Great, thanks. An upcoming openHABian PR will unmark it from being beta. No not exclusively because of this statement of yours, but thanks nevertheless.

Right. @benjy could you please take care of that ?
Dunno which repo openhab-cli belongs to else would have filed an issue there.

I already implemented a similar thing with openHAB log files:

In essence, you’ll need to schedule a cron job to relocate the backup files to another location outside the control of ZRAM, e.g. somewhere in /home/openhabian).

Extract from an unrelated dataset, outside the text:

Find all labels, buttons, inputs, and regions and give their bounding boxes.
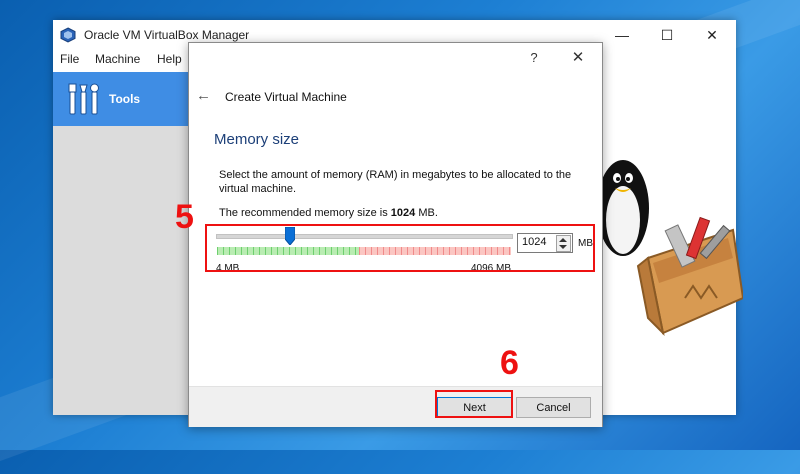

openhab-cli provides the shortcut for the distro’s backup script, (which has a default directory of ${OPENHAB_USERDATA}/backups). But that’s only if a path isn’t specified.

You can also change the default directory by setting ${OPENHAB_BACKUPS} in the /etc/defaults/openhab2 file. I’d reccomend doing this during the zram setup stage and notifying the user of the change.

1 Like

@mstormi, does zram sync after an apt update changes the contents of the /var/lib/openhab2 directory? I’m not entirely convinced that the whole folder should be included.

Well changes are active but not synced to disk/SD. No you cannot force syncs with the fs online so it’s just “virtual” changes until you shutdown (w/ sync).
I agree we could spend some more thoughts on what to include and what not, but note it’s not possible to exclude subdirs if the upper dir is included so that sort of forces some bundling we eventually wouldn’t want to have.

I think the safest approach would be to check if zram is active and temporarily disable it during the openHAB upgrade process.